December 28, 2011
Texas

Comptroller’s office recommends school district not approve tax incentives for Petronila wind farm project

By Mark Collette, Corpus Christi Caller-Times, www.caller.com 28 December 2011

PETRONILA – The developer of a wind farm in Nueces County could scrap the project after the Texas Comptroller’s office recommended a local school district not approve tax incentives for the developer.

The comptroller’s analysis said wind turbines could cause the Navy to shutter its base in Kingsville, leading to major job losses.

“We’re evaluating (the comptroller’s analysis) right now,” said Patrick Woodson, chief development officer for E. On Climate and Renewables, which wants to erect more than 80 wind turbines at a site south of Petronila.

Woodson said other economic factors will affect the company’s decision, including whether the federal government renews tax credits for wind energy producers beyond 2012.

The uncertainty surrounding the Petronila project underscores new efforts to reduce interference between wind farms and military radar, which emerged in the past two years as a hurdle for wind developers in South Texas.

Wind turbines can create radar images that prevent air traffic controllers from seeing aircraft in certain areas.

The industry prizes the Coastal Bend for its strong, steady daytime winds, but the area also is home to bases that train naval aviators. The radar issue has cropped up at military installations nationwide, and the Federal Aviation Administration now includes the Defense Department when deciding whether individual turbines pose flight hazards.

In a Dec. 12 letter to the Bishop Consolidated Independent School District, the comptroller’s director of economic analysis recommended the district reject E. On’s application for tax incentives.

The incentives would limit the appraised value of the wind farm for taxing purposes.

In the letter, Robert Wood of the comptroller’s office tells school officials the military could downsize or relocate operations at Naval Air Station Kingsville because the proposed wind turbines could cause problems with radar.

The base trains 112 of the Navy’s roughly 200 tactical aviation pilots each year.

Wood’s analysis doesn’t appear to incorporate recent developments aimed at mitigating wind turbine interference. The analysis relies mainly on a Navy memorandum in which the Chief of Naval Operations suggests relocating the Kingsville operations is among many possible ways to deal with the radar issue.

“In the absence of further information from the Navy, we are left to conclude that relocating some or all of the mission to other installations remains a viable alternative for the Navy,” Wood wrote.

The analysis includes a letter from Kingsville Mayor Sam Fugate, who in 2010 asked Comptroller Susan Combs to place a moratorium on state assistance to wind farms within 25 miles of military installations. Fugate said in the next round of military base closures, the Defense Department could move the Kingsville operations to another base if it views wind farms as a hindrance to pilot training.

Officials at the Kingsville base said they’ve been working directly with E. On to make sure the development won’t impact the base’s mission, and they say proposed solutions to the overall radar problem are promising.

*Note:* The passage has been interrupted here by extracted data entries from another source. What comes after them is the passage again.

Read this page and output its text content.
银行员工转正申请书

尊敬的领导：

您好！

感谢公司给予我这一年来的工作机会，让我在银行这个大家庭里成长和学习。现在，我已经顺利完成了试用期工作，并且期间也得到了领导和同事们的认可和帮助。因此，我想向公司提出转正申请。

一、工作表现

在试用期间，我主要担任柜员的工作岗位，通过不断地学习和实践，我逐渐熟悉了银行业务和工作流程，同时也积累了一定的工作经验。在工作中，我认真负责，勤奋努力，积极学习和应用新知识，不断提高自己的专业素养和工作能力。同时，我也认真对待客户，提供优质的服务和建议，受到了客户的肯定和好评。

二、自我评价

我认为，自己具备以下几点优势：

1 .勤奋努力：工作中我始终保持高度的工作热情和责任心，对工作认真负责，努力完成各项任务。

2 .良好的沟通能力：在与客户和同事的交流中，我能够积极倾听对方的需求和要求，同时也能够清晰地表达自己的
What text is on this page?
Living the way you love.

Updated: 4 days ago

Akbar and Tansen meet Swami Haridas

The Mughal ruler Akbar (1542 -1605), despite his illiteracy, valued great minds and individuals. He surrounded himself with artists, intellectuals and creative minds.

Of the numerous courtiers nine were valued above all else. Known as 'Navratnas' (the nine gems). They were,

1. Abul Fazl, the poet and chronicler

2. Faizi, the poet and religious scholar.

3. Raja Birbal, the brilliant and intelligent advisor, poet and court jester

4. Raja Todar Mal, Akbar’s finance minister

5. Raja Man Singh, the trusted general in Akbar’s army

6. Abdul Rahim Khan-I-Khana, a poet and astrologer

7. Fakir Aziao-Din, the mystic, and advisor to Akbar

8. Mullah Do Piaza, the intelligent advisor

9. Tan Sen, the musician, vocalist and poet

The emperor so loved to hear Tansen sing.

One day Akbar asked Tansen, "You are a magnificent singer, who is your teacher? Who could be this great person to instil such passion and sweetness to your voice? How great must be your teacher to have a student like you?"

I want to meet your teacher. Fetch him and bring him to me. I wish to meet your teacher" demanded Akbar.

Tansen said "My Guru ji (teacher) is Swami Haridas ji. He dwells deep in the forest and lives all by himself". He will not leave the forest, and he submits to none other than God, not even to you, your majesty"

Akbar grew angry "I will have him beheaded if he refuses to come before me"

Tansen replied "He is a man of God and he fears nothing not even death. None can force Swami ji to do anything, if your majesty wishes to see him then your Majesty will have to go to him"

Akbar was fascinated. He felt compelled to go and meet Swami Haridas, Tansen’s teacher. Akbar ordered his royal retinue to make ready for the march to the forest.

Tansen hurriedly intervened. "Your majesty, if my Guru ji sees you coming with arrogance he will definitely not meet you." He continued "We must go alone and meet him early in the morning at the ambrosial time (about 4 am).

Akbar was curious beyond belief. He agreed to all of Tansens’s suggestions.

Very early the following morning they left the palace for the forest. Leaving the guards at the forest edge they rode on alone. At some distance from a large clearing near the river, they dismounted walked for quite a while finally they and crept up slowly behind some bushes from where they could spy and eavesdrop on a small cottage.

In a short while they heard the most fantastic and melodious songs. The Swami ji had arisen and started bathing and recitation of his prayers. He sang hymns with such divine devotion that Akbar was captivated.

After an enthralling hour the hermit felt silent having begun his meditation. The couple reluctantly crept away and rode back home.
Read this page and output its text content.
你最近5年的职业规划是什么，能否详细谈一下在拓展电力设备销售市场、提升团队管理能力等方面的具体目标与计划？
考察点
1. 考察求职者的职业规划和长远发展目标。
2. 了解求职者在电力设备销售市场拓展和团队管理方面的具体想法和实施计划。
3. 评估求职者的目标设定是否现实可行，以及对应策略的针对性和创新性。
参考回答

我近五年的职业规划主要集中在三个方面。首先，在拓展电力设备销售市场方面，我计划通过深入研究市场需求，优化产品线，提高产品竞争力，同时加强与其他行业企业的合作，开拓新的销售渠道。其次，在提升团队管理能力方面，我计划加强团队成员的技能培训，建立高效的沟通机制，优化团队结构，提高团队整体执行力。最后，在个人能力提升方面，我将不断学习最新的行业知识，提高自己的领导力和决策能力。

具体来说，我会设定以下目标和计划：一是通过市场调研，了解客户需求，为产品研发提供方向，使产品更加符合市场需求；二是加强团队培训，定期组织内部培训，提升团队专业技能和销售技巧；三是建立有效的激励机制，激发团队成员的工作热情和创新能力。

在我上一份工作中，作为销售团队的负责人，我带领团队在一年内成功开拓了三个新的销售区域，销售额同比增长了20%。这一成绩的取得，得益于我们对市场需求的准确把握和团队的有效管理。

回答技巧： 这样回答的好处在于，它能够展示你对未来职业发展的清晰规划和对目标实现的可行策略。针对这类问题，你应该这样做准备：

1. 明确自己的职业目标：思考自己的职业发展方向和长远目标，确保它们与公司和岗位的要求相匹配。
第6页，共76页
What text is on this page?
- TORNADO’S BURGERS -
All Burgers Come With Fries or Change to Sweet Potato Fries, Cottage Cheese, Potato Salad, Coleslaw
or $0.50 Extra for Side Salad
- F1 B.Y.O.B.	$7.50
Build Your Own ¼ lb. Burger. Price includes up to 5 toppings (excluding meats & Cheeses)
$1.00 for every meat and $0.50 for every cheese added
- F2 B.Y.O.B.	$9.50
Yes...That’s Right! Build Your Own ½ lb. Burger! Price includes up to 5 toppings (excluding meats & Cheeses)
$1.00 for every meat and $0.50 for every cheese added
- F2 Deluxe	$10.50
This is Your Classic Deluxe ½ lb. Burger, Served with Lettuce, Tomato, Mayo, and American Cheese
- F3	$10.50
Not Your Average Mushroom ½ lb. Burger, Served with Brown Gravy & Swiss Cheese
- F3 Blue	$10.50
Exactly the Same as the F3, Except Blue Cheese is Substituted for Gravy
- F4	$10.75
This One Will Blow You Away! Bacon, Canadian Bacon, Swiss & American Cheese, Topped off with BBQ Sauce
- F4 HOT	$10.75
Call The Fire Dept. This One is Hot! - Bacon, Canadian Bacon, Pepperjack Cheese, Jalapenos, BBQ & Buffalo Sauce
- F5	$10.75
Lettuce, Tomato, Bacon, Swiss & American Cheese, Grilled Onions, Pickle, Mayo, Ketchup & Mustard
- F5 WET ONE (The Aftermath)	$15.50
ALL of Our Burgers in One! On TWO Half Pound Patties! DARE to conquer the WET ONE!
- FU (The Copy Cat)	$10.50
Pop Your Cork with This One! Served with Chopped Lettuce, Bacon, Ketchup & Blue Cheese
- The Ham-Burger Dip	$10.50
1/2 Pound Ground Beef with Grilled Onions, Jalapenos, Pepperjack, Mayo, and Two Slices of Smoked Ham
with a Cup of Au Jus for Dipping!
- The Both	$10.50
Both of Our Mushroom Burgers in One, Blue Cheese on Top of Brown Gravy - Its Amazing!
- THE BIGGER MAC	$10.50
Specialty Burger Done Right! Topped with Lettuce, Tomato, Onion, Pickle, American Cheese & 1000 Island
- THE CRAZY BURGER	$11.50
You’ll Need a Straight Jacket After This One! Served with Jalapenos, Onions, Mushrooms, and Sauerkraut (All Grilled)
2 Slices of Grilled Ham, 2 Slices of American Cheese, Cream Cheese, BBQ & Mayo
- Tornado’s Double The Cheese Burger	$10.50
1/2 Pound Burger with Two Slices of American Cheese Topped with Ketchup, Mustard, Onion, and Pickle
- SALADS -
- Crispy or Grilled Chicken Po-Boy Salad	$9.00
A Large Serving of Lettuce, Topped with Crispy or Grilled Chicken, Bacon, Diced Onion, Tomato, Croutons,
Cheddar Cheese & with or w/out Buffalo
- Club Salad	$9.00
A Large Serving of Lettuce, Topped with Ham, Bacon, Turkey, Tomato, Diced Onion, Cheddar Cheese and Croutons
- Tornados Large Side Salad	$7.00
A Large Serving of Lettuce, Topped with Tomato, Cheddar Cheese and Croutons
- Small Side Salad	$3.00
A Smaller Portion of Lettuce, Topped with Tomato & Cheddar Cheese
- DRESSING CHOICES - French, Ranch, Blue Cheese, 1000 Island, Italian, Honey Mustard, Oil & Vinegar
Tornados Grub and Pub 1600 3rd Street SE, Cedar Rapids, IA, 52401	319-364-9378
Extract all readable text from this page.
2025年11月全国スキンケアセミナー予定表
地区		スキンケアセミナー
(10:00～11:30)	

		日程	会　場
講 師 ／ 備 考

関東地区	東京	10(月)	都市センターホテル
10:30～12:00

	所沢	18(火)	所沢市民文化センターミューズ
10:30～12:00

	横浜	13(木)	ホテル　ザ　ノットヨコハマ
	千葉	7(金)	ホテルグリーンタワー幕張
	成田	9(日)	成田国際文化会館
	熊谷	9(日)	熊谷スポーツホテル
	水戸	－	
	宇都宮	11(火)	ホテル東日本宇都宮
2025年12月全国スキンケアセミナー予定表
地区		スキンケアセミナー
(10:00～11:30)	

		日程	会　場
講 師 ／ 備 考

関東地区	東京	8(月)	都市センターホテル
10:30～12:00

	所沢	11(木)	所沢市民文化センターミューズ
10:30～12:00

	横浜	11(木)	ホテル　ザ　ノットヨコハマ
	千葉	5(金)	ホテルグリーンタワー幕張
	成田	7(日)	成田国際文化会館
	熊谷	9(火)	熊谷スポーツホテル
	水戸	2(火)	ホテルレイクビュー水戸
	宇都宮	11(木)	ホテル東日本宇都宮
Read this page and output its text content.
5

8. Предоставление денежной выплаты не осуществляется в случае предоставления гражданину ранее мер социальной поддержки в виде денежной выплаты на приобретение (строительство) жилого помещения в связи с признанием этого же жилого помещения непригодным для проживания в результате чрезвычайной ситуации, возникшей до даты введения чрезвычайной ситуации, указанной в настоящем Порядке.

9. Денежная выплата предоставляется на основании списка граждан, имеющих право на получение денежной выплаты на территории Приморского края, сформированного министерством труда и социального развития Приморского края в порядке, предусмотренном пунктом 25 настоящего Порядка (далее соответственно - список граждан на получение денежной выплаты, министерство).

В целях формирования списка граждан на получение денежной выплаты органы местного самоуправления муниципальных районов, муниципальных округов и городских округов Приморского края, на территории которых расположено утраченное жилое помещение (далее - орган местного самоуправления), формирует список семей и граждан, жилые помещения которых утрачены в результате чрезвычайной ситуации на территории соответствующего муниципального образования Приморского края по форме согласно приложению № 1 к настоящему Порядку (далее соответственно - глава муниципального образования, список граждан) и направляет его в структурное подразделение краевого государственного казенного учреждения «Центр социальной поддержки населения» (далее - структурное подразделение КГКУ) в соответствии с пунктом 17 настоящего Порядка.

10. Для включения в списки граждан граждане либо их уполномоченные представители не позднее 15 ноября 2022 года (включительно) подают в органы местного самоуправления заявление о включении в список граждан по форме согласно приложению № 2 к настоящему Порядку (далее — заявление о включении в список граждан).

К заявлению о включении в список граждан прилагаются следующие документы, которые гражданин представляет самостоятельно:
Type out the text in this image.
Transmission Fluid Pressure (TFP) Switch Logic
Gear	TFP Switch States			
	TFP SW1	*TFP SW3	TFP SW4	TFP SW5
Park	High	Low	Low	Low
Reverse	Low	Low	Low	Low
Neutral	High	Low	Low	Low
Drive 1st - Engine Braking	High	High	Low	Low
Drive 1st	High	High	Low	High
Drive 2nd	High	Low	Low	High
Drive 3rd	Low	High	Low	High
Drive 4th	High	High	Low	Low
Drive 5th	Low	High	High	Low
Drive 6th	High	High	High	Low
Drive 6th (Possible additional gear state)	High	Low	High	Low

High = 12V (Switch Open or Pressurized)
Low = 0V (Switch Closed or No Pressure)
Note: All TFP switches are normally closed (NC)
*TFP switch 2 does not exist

The commander of the base, Capt. Mark McLaughlin, said he’s not just worried about the Petronila project, but all of the proposed wind farms in South Texas, which could amount to as many as 1,400 turbines within range of Navy radar.

“I’m a whole lot more comfortable today than where I was six months ago when we didn’t have any technical mitigation,” McLaughlin said.

Raytheon, a company that builds military radars, has developed software algorithms that can correct for wind turbines. And radar operators are learning they can use software to stitch together data from multiple radar sites to further alleviate problems.

Patrick Paddock, operations specialist and radar expert at Naval Air Station Kingsville, said the Navy is working with the Federal Aviation Administration to get approval to test some of the new solutions using Navy-owned radar operated by the FAA at Corpus Christi International Airport.

E. On operates the Papalote Creek wind farm in San Patricio County, which can be seen on radar at the airport and the Kingsville base.

Even if mitigation efforts succeed, they could be costly, and it’s not clear who would pay for upgrades.

Paddock estimates the upgrades needed to protect the safety of training pilots in South Texas, including a new radar site at Orange Grove, would be $5 million to $12 million.

The Defense Department is looking at ways the wind industry could foot some of the bill, Paddock said. Possibilities including paying a percentage of development costs into a fund for radar interference mitigation.

Greg Wortham, director of the Texas Wind Energy Clearinghouse, an industry trade association, said he believes most developers are willing to share reasonable mitigation costs with the government.

He said the comptroller’s recommendation on the Petronila project sets a precedent that could send wind developers out of state.

“Property taxes are the highest cost in operating a wind project,” Wortham said.

E. On would invest nearly $236 million in the Petronila project, according to Wood’s analysis. The tax incentive would have limited the property value, for taxing purposes, to $30 million, and saved the company an estimated $14.2 million over 15 years.

Woodson said the district would gain revenue under the agreement because of the way state school funding formulas work. The agreement would include a yearly payment of $100 per student from E. On directly to the district, which enrolls about 1,200 students.

District Superintendent Christina Gutierrez said the school board has opposed tax incentives because economic losses from military cutbacks or closures could outweigh gains from the wind farm. The Kingsville base employed 597 military and 1,224 civilian personnel in 2010. Wood’s analysis shows the wind farm would have only four long-term jobs.

“A lot of those (military) families apply for transfers into our school district,” Gutierrez said. “We couldn’t in the long run have a base close and have hundreds of military families move.”